Inspired by Son’s Generous Spirit, Parents Give Back

COCONUT CREEK, Fla. (July 15, 2015) – The incredible outpouring of love that parents in Lake Worth, Florida, received after the sudden loss of their son a year ago has inspired a new purpose in their lives, and a strong desire to comfort others.

“We have been blessed with so much love from the people around us, I wanted to give back,” said Meg Fitzgerald Batchelder, Ryan’s mother and Founder of The Ryan Batchelder Foundation. “My husband came up with the idea to fulfill Ryan’s dreams by comforting children in need with the gift of a stuffed animal. He actually insists Ryan gave him the idea.”

The family had been on vacation in Lake Burton, Georgia, when 7-year-old Ryan was tragically killed in a boating accident on July 17.

“Ryan loved stuffed animals and had a dream to have a million, which I regretfully told him was not practical,” said Batchelder. “He also dreamed of becoming Santa Claus and a great second baseman like Dustin Pedroia from the Boston Red Sox.”

With every stuffed animal purchased, The Ryan Batchelder Foundation, also known as Little Hugs, will provide a new stuffed animal to a child in some of the most impoverished areas of the Caribbean and Latin America. To date, Little Hugs has donated 3,000 stuffed animals to children in need through Food For The Poor’s Angels Of Hope program.

The Batchelder family will travel to Jamaica with the South Florida-based nonprofit Food For The Poor July 20-24. While in Jamaica with Food For The Poor, in addition to serving meals to the hungry in Kingston and helping to build a home for a destitute family in McCook’s Pen in St. Catherine, the Batchelder family will distribute some of the new stuffed animals to those they meet.

Ryan’s older brother, 10-year-old Josh Batchelder, will travel with his parents. 

“We have wanted to do something like this for a long time,” said Batchelder, who worked at Office Depot in Boca Raton, Fla. “We want to raise Josh so he is focused on giving.”

Josh first learned about Food For The Poor’s mission several years ago when he was moved to donate all of his savings after watching the story of children in Guatemala struggling to find food in a garbage dump. When his mother asked if he wanted to keep just $50 in his account, he insisted that all of his money be donated to help buy food for the children.

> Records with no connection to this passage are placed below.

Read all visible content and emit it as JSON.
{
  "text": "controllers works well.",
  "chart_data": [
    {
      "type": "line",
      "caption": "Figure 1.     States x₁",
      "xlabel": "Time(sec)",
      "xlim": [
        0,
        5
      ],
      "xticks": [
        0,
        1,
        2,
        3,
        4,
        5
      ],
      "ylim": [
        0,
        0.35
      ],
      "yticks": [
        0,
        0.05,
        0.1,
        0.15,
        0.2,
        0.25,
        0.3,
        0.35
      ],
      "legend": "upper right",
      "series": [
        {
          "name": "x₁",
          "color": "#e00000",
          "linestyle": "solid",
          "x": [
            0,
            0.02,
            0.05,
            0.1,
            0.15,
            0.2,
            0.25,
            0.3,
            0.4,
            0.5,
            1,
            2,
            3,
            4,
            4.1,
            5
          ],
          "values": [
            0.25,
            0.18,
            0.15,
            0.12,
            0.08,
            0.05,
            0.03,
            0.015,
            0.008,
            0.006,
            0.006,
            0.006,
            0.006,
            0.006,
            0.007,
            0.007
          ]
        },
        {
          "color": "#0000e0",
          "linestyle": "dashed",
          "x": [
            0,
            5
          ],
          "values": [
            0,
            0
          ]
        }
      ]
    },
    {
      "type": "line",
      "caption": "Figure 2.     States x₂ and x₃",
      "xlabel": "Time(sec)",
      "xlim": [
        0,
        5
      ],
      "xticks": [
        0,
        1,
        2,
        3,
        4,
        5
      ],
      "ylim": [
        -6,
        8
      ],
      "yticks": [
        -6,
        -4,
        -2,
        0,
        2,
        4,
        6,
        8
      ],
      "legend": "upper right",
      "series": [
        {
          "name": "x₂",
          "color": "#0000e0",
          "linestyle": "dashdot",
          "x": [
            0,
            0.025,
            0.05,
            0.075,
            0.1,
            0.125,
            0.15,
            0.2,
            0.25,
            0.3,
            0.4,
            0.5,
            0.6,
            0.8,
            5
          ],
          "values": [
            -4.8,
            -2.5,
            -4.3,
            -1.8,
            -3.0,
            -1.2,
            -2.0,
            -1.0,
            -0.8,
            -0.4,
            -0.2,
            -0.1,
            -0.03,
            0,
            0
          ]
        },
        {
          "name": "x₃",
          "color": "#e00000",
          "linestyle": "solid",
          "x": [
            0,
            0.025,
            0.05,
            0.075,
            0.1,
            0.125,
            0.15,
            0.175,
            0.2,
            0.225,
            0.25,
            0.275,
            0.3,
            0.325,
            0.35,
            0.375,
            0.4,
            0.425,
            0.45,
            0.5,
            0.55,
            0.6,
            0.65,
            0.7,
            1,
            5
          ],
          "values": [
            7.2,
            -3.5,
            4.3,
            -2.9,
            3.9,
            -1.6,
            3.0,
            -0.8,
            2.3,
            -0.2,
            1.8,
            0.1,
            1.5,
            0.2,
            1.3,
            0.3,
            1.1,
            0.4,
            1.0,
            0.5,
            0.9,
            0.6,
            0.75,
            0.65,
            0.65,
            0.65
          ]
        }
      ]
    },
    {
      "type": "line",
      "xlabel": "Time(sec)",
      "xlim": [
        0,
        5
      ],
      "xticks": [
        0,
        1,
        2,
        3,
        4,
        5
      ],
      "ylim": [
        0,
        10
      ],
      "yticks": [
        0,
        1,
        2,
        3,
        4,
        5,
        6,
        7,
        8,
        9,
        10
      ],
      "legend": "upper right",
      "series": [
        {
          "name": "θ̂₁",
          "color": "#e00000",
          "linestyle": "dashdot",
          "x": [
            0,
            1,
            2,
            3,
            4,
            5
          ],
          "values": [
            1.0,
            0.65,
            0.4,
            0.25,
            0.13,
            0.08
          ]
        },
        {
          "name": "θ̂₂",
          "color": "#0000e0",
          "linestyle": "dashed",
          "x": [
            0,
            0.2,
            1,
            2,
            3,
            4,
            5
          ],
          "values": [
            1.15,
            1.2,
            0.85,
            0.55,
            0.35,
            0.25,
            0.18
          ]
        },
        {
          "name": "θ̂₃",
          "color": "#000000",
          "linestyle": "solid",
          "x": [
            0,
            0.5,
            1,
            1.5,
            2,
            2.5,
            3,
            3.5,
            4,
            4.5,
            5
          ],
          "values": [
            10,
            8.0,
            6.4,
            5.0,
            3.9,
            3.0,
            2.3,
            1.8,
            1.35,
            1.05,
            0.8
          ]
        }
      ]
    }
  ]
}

“I think it is tremendously helpful to find purpose in helping others,” said Meg Fitzgerald Batchelder. “When I am really struggling, I remind myself that I know he [Ryan] wants me to live, not just exist. I am trying to live a more conscious life to honor him and make him proud. I understand how easy it is to fall into the trap of focusing on the pain to maintain the connection, so I find other positive ways like releasing balloons, lighting candles and writing down memories.”

On January 20, in remembrance of Ryan’s birthday, his mom lit candles and set them afloat inside lotus flowers in the family pool. Batchelder, who purchased a telescope to view a star that a friend had named in Ryan’s honor in the center of the Big Dipper, was initially disappointed to learn that it was practically impossible to see in South Florida during the winter.

Before Batchelder could explain to friends and family where Ryan’s star was located, his uncle pointed to the lotus flowers that glistened like the seven bright stars in the Big Dipper, with the eighth candle directly in the middle.

“We researched near-death experiences, which gave us great comfort and strengthened our belief that we would see Ryan again,” said Batchelder. “Having alone time and talking to him out loud helps me to feel connected, which is so important.” 

Some of the stuffed animals are kept in Ryan’s room until they can be placed in loving homes. Batchelder smiled as she recalled recently speaking out loud to Ryan, to let him know he had gotten one of his wishes, a bedroom filled with stuffed animals.

Food For The Poor, named by The Chronicle of Philanthropy as the largest international relief and development organization in the nation, does much more than feed millions of the hungry poor in 17 countries of the Caribbean and Latin America. This interdenominational Christian ministry provides emergency relief assistance, clean water, medicines, educational materials, homes, support for orphans and the aged, skills training and micro-enterprise development assistance, with more than 95 percent of all donations going directly to programs that help the poor.